Gegründet 1947 Donnerstag, 20. November 2025, Nr. 270
Die junge Welt wird von 3063 GenossInnen herausgegeben
Aus: Ausgabe vom 06.10.2025, Seite 9 / Kapital & Arbeit
Arbeitsmigration

Massenexodus mit drastischen Folgen

Grenzkonflikt drängt Großteil kambodschanischer Arbeitsmigranten zur Flucht aus Thailand
Von Thomas Berger
9.jpg
Hunderttausende Menschen wurden durch die bewaffnete Eskalation des Konflikts zur Flucht gezwungen

Neben Dutzenden Toten und etlichen Verletzten gehörten auch sie zu den Opfern der gewaltsamen Eskalation des thailändisch-kambodschanischen Grenzkonflikts Ende Juli: Kambodschaner, die im reicheren Nachbarland Arbeit gefunden hatten. Viele von ihnen sind geflohen, als der tagelange gegenseitige Beschuss in mehreren Abschnitten der nicht festgelegten Trennlinie ausbrach. Diejenigen, die geblieben sind, sitzen in Thailand fest und sind zunehmendem nationalistischen Misstrauen ausgesetzt.

Die Zahl der Arbeitsmigranten aus dem südöstlichen Nachbarland betrug vor dem neuen Ausbruch des alten Konflikts etwa 1,2 bis 1,3 Millionen. Vom 24. Juli, als die fünftägigen Luftangriffe begannen, bis zur Vereinbarung der noch immer haltenden Waffenruhe, sollen 900.000 von ihnen geflohen sein. Das schafft auf beiden Seiten Probleme: Thailand fehlen in bestimmten Branchen wichtige Arbeitskräfte. Und in Kambodscha gibt es für die Zurückgekehrten, die nicht unbedingt freiwillig die Heimat verlassen hatten, nicht ausreichend Jobs. Zumindest nicht kurzfristig. Schließlich waren es gerade die fehlenden Perspektiven in dem Land, die sie über die Grenze nach Thailand getrieben hatten.

Eine neue Arbeitskräftevereinbarung mit Bangkok sei derzeit nicht geplant, sagte Sun Mesa, Sprecher des Arbeitsministeriums in Phnom Penh, gegenüber dem auf Wirtschaftsthemen spezialisierten kambodschanischen Portal Kiripost. Ministeriumsangehörige seien dabei, die Rückkehrer nach Kräften zu unterstützen. Von Mitte Juni bis August hätten sie rund 400 Kommunen landesweit besucht, um sich ein Bild von der Lage zu verschaffen und Vermittlungshilfe zu bieten.
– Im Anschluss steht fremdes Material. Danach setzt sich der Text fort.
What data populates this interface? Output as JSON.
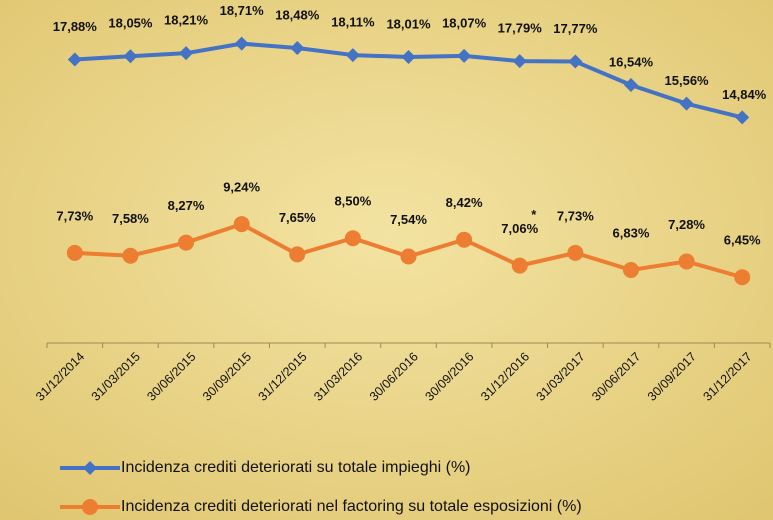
{
  "chart_data": {
    "type": "line",
    "categories": [
      "31/12/2014",
      "31/03/2015",
      "30/06/2015",
      "30/09/2015",
      "31/12/2015",
      "31/03/2016",
      "30/06/2016",
      "30/09/2016",
      "31/12/2016",
      "31/03/2017",
      "30/06/2017",
      "30/09/2017",
      "31/12/2017"
    ],
    "series": [
      {
        "name": "Incidenza crediti deteriorati su totale impieghi (%)",
        "color": "#4472c4",
        "marker": "diamond",
        "values": [
          17.88,
          18.05,
          18.21,
          18.71,
          18.48,
          18.11,
          18.01,
          18.07,
          17.79,
          17.77,
          16.54,
          15.56,
          14.84
        ],
        "value_labels": [
          "17,88%",
          "18,05%",
          "18,21%",
          "18,71%",
          "18,48%",
          "18,11%",
          "18,01%",
          "18,07%",
          "17,79%",
          "17,77%",
          "16,54%",
          "15,56%",
          "14,84%"
        ]
      },
      {
        "name": "Incidenza crediti deteriorati nel factoring su totale esposizioni (%)",
        "color": "#ed7d31",
        "marker": "circle",
        "values": [
          7.73,
          7.58,
          8.27,
          9.24,
          7.65,
          8.5,
          7.54,
          8.42,
          7.06,
          7.73,
          6.83,
          7.28,
          6.45
        ],
        "value_labels": [
          "7,73%",
          "7,58%",
          "8,27%",
          "9,24%",
          "7,65%",
          "8,50%",
          "7,54%",
          "8,42%",
          "7,06%",
          "7,73%",
          "6,83%",
          "7,28%",
          "6,45%"
        ]
      }
    ],
    "annotations": [
      {
        "text": "*",
        "category_index": 8
      }
    ],
    "ylim": [
      3,
      21
    ],
    "legend": "bottom"
  }
}
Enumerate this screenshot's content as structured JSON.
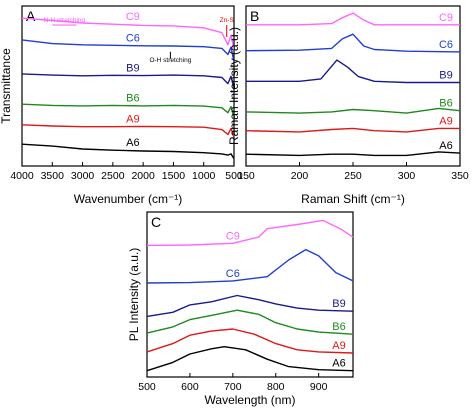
{
  "chart_data": [
    {
      "panel": "A",
      "type": "line",
      "xlabel": "Wavenumber (cm⁻¹)",
      "ylabel": "Transmittance",
      "xlim": [
        4000,
        500
      ],
      "x_reversed": true,
      "xticks": [
        4000,
        3500,
        3000,
        2500,
        2000,
        1500,
        1000,
        500
      ],
      "grid": false,
      "annotations": [
        {
          "text": "N-H stretching",
          "x": 3300,
          "color": "#ff55ff"
        },
        {
          "text": "Zn-S",
          "x": 620,
          "color": "#e00000"
        },
        {
          "text": "O-H stretching",
          "x": 1550,
          "color": "#000000"
        }
      ],
      "series": [
        {
          "name": "C9",
          "color": "#ff66ff",
          "x": [
            4000,
            3500,
            3000,
            2500,
            2000,
            1500,
            1000,
            700,
            600,
            550,
            500
          ],
          "y": [
            6.1,
            6.0,
            5.9,
            5.85,
            5.8,
            5.78,
            5.7,
            5.5,
            5.0,
            5.4,
            4.8
          ]
        },
        {
          "name": "C6",
          "color": "#1f3fd0",
          "x": [
            4000,
            3500,
            3000,
            2500,
            2000,
            1500,
            1000,
            700,
            600,
            550,
            500
          ],
          "y": [
            5.2,
            5.05,
            5.0,
            4.98,
            4.96,
            4.95,
            4.92,
            4.85,
            4.6,
            4.9,
            4.3
          ]
        },
        {
          "name": "B9",
          "color": "#1a1a8c",
          "x": [
            4000,
            3500,
            3000,
            2500,
            2000,
            1500,
            1000,
            700,
            600,
            550,
            500
          ],
          "y": [
            3.8,
            3.75,
            3.72,
            3.74,
            3.73,
            3.75,
            3.72,
            3.65,
            3.4,
            3.7,
            3.2
          ]
        },
        {
          "name": "B6",
          "color": "#1e8a1e",
          "x": [
            4000,
            3500,
            3000,
            2500,
            2000,
            1500,
            1000,
            700,
            600,
            550,
            500
          ],
          "y": [
            2.55,
            2.5,
            2.48,
            2.5,
            2.48,
            2.5,
            2.47,
            2.4,
            2.2,
            2.45,
            2.0
          ]
        },
        {
          "name": "A9",
          "color": "#e01818",
          "x": [
            4000,
            3500,
            3000,
            2500,
            2000,
            1500,
            1000,
            700,
            600,
            550,
            500
          ],
          "y": [
            1.7,
            1.65,
            1.62,
            1.62,
            1.63,
            1.62,
            1.6,
            1.5,
            1.3,
            1.55,
            1.2
          ]
        },
        {
          "name": "A6",
          "color": "#000000",
          "x": [
            4000,
            3500,
            3000,
            2500,
            2000,
            1500,
            1000,
            700,
            600,
            550,
            500
          ],
          "y": [
            0.9,
            0.82,
            0.7,
            0.65,
            0.62,
            0.6,
            0.55,
            0.5,
            0.45,
            0.5,
            0.3
          ]
        }
      ]
    },
    {
      "panel": "B",
      "type": "line",
      "xlabel": "Raman Shift (cm⁻¹)",
      "ylabel": "Raman Intensity (a.u.)",
      "xlim": [
        150,
        350
      ],
      "xticks": [
        150,
        200,
        250,
        300,
        350
      ],
      "grid": false,
      "series": [
        {
          "name": "C9",
          "color": "#ff66ff",
          "x": [
            150,
            200,
            230,
            240,
            250,
            260,
            270,
            300,
            350
          ],
          "y": [
            6.0,
            6.0,
            6.05,
            6.3,
            6.5,
            6.2,
            6.0,
            6.0,
            6.0
          ]
        },
        {
          "name": "C6",
          "color": "#1f3fd0",
          "x": [
            150,
            200,
            230,
            240,
            250,
            260,
            270,
            300,
            350
          ],
          "y": [
            4.9,
            4.92,
            5.0,
            5.4,
            5.6,
            5.1,
            4.95,
            4.88,
            4.85
          ]
        },
        {
          "name": "B9",
          "color": "#1a1a8c",
          "x": [
            150,
            200,
            220,
            235,
            245,
            255,
            270,
            300,
            350
          ],
          "y": [
            3.6,
            3.6,
            3.7,
            4.5,
            4.2,
            3.8,
            3.6,
            3.55,
            3.55
          ]
        },
        {
          "name": "B6",
          "color": "#1e8a1e",
          "x": [
            150,
            200,
            230,
            250,
            270,
            300,
            330,
            350
          ],
          "y": [
            2.3,
            2.25,
            2.3,
            2.4,
            2.35,
            2.25,
            2.45,
            2.35
          ]
        },
        {
          "name": "A9",
          "color": "#e01818",
          "x": [
            150,
            200,
            230,
            250,
            270,
            300,
            330,
            350
          ],
          "y": [
            1.5,
            1.45,
            1.55,
            1.6,
            1.5,
            1.45,
            1.6,
            1.6
          ]
        },
        {
          "name": "A6",
          "color": "#000000",
          "x": [
            150,
            200,
            230,
            250,
            270,
            300,
            330,
            350
          ],
          "y": [
            0.5,
            0.45,
            0.5,
            0.5,
            0.45,
            0.45,
            0.6,
            0.55
          ]
        }
      ]
    },
    {
      "panel": "C",
      "type": "line",
      "xlabel": "Wavelength (nm)",
      "ylabel": "PL Intensity (a.u.)",
      "xlim": [
        500,
        980
      ],
      "xticks": [
        500,
        600,
        700,
        800,
        900
      ],
      "grid": false,
      "series": [
        {
          "name": "C9",
          "color": "#ff66ff",
          "x": [
            500,
            600,
            700,
            760,
            780,
            850,
            910,
            950,
            980
          ],
          "y": [
            6.3,
            6.32,
            6.4,
            6.7,
            7.1,
            7.3,
            7.5,
            7.1,
            6.7
          ]
        },
        {
          "name": "C6",
          "color": "#1f3fd0",
          "x": [
            500,
            600,
            700,
            780,
            830,
            870,
            900,
            940,
            980
          ],
          "y": [
            4.5,
            4.52,
            4.6,
            4.8,
            5.6,
            6.1,
            5.8,
            5.0,
            4.6
          ]
        },
        {
          "name": "B9",
          "color": "#1a1a8c",
          "x": [
            500,
            560,
            600,
            650,
            710,
            760,
            800,
            850,
            900,
            980
          ],
          "y": [
            2.9,
            3.1,
            3.45,
            3.6,
            3.9,
            3.7,
            3.5,
            3.3,
            3.2,
            3.15
          ]
        },
        {
          "name": "B6",
          "color": "#1e8a1e",
          "x": [
            500,
            560,
            600,
            650,
            710,
            760,
            800,
            850,
            900,
            980
          ],
          "y": [
            2.1,
            2.4,
            2.75,
            2.95,
            3.2,
            3.0,
            2.6,
            2.3,
            2.15,
            2.05
          ]
        },
        {
          "name": "A9",
          "color": "#e01818",
          "x": [
            500,
            560,
            600,
            650,
            700,
            750,
            800,
            850,
            900,
            980
          ],
          "y": [
            1.2,
            1.6,
            2.0,
            2.2,
            2.3,
            2.05,
            1.6,
            1.3,
            1.2,
            1.15
          ]
        },
        {
          "name": "A6",
          "color": "#000000",
          "x": [
            500,
            560,
            600,
            650,
            680,
            730,
            780,
            830,
            900,
            980
          ],
          "y": [
            0.3,
            0.7,
            1.1,
            1.35,
            1.45,
            1.3,
            0.85,
            0.5,
            0.35,
            0.3
          ]
        }
      ]
    }
  ]
}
Etliche der Migranten lebten schon mehr als ein Jahrzehnt im Nachbarland. Doch angesichts der immer feindseligeren Stimmung, der verbalen Übergriffe, in Einzelfällen gar physischen Drohungen durch einheimische Arbeitskollegen, traten sie den Heimweg an – trotz der ungewissen Zukunftsaussichten. »Ich glaube nicht, dass Kambodscha in der Lage ist, alle in den eigenen Arbeitsmarkt zu integrieren«, sagte Roisai Wongsuban, Berater beim thailändischen NGO-Verbund Migrant Worker Group, gegenüber dem Singapurer Nachrichtenportal Channel News Asia.

Von einer »historisch nie zuvor erlebten Fluchtwelle« sprach an gleicher Stelle Khun Tharo, Programmleiter beim Centre of Alliance of Labour and Human Rights (Central) in Phnom Penh. Alle Zahlen sind überdies mit Vorsicht zu genießen, da nur ein Teil der Arbeiter über gültige Papiere verfügt. Schließe man alle Undokumentierten ein, könnten vor dem Konflikt sogar 1,5 bis zwei Millionen kambodschanische Arbeitsmigranten in dem Land gelebt haben, so Sompong Srakaew, Direktor der Labour Rights Promotion Network Foundation in Thailand.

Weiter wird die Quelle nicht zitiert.